Luisa Umaña, una usuaria de servicio público, registró con la cámara de su celular a una banda que acababa de hurtar el teléfono de otra pasajera. Harta de tanto descaro los puso en evidencia. Algo similar hizo Milena Hoyos, una madre que presenció el operar de una banda de ‘rompevidrios’ y fue directo a la policía a poner en conocimiento de ellos lo que estaba sucediendo con descripción del hecho y detalles del sitio.

¿Y todo para qué? Para que los delincuentes recuperaran la libertad en cuestión de horas. Hoyos incluso reveló que al día siguiente uno de los sujetos estaba en el mismo semáforo eligiendo víctimas. El hampa asusta; la maldad aterra. Pero lo verdaderamente duro es la indolencia de las autoridades, la respuesta paquidérmica de quienes tienen el deber de protegernos y el cinismo de los delincuentes, siempre seguros de que pueden evadir la ley.

Atrapados estamos en la tormenta perfecta: policías mal entrenados y sin mística, escasez de operadores que se encarguen de los trámites sin equivocarse en los procesos de judicialización, administradores de justicia indolentes y autoridades que desestiman las denuncias o maltratan a quienes las presentan.
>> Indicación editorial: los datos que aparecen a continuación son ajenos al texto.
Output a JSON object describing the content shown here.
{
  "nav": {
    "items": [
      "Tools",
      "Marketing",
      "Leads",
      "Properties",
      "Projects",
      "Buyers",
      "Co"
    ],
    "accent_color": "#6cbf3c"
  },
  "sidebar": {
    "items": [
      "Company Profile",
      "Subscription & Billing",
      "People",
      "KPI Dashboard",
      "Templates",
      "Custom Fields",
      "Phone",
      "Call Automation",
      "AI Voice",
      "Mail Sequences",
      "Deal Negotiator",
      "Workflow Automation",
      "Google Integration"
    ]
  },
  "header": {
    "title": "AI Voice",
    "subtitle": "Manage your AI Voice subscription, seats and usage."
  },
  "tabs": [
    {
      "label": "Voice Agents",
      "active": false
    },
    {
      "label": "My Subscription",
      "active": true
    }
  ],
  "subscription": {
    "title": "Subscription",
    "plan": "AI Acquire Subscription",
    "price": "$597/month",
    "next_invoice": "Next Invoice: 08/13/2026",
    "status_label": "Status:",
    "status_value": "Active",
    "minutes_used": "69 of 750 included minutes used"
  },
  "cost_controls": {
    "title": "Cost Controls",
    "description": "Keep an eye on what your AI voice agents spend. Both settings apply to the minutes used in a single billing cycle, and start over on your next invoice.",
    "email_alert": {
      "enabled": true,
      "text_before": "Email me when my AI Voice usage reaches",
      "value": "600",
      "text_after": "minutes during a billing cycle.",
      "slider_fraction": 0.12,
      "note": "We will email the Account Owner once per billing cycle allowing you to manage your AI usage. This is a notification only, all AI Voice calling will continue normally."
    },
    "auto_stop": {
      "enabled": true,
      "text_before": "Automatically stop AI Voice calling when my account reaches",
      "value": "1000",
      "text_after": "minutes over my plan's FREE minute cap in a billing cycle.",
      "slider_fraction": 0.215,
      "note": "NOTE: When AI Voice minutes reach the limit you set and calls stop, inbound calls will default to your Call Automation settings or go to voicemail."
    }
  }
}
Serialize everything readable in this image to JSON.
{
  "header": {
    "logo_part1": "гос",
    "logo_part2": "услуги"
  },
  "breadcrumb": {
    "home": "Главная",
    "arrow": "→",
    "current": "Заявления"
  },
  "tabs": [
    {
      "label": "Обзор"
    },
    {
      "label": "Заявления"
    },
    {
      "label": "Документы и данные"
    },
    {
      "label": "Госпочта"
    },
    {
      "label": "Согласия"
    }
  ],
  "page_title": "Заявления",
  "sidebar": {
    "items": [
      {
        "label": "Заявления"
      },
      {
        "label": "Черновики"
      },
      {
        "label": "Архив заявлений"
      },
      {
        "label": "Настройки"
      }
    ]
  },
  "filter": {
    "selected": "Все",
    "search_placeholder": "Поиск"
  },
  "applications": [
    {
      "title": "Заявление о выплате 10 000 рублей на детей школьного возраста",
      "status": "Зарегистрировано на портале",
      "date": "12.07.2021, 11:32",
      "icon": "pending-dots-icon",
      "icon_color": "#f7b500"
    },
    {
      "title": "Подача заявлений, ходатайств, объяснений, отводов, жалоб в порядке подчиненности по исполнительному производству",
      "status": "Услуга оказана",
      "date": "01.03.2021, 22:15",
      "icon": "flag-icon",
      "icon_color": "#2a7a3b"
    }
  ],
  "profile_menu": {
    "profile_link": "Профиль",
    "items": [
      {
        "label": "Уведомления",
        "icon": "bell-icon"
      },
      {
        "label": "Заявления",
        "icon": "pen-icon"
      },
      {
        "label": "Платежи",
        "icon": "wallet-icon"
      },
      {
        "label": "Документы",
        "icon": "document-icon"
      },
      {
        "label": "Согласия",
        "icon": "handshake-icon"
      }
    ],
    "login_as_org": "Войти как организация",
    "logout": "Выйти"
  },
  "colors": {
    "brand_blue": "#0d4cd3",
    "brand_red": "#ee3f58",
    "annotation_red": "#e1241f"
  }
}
En tiempos de discusión sobre la viabilidad de la cadena perpetua, pareciera que más bien tuviéramos que dedicarnos a luchar por que se impongan las penas no perpetuas. Penas del día a día que no se cumplen, que no se aplican, que nadie acata. En este país la gente honesta está condenada a la cadena perpetua de la impunidad. Y esa pena sí que la cumplimos todos.

***

Ultimátum.
No nos vengan con el argumento destemplado de que a los congresistas hay que pagarles monumentales salarios para evitarles la tentación de robar. La sola comparación de lo que gana la gente, quebrándose la espalda, con lo que nuestros parlamentarios devengan por hacer más bien poco, ofende.